Les juges ont relaxé l’ex-président des faits de recel de détournement de fonds publics libyens, de corruption passive, notamment parce que Nicolas Sarkozy aurait agi comme candidat et non comme ministre de l’Intérieur dépositaire de l’autorité publique, et de financement illégal de campagne électorale.
Le tribunal a constaté que des flux d’argent étaient effectivement partis de Libye mais que les éléments de la procédure ne faisaient pas la «démonstration» que ces fonds étaient finalement arrivés dans les caisses de la campagne Sarkozy. Mais en droit, la préparation suffit à caractériser le délit d’associations de malfaiteurs, même si le but visé ne s’est finalement pas concrétisé.
«Ces engagements, pris en réponse à une offre de financement, suffisent à caractériser l’existence d’un pacte corruptif destiné à être exécuté à compter de l’élection de Nicolas Sarkozy à la présidence de la République française et ce, indépendamment des faits qu’aucune somme ne soit in fine arrivée, ou très partiellement, ou que le financement de la campagne par l’UMP devenant certain, il n’y en ait plus eu besoin», a estimé le tribunal selon une copie de travail du jugement consultée par l’AFP.
Claude Guéant et Brice Hortefeux, deux anciens proches collaborateurs de Nicolas Sarkozy, ont également été reconnus coupables d’association de malfaiteurs.

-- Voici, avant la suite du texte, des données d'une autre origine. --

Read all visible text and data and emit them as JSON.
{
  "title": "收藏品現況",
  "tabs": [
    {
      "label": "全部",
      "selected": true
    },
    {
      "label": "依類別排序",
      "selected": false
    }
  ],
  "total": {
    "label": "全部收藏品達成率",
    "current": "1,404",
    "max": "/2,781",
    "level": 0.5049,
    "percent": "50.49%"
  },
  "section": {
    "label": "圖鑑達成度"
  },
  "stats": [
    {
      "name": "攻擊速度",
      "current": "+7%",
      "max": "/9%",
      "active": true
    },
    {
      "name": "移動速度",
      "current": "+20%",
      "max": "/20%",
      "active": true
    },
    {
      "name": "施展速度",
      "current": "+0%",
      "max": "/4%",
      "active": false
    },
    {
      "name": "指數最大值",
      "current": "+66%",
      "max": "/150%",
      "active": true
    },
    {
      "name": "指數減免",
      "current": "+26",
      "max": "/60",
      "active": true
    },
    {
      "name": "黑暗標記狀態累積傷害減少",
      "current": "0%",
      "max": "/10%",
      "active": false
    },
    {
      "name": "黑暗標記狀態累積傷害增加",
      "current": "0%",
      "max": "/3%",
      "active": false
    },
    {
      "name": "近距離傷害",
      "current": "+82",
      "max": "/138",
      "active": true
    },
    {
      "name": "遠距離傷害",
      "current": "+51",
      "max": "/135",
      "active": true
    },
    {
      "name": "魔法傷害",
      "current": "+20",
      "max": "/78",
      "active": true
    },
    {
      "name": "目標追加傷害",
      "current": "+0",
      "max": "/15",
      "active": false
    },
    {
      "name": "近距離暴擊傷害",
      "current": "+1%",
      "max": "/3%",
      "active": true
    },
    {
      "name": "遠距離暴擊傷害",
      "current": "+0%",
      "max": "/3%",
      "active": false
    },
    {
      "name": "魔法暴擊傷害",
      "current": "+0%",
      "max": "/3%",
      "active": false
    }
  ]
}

Le premier a également été reconnu coupable de corruption passive et de faux. Il a été condamné à six ans d’emprisonnement. Son état de santé lui épargne un mandat de dépôt.
Brice Hortefeux a écopé de deux ans d’emprisonnement, qu’il effectuera avec un bracelet.
Eric Woerth, trésorier de la campagne de 2007, a pour sa part été relaxé.
Les associations de lutte contre la corruption Sherpa, Transparency International et Anticor, parties civiles au procès, ont salué dans un communiqué un «jugement historique».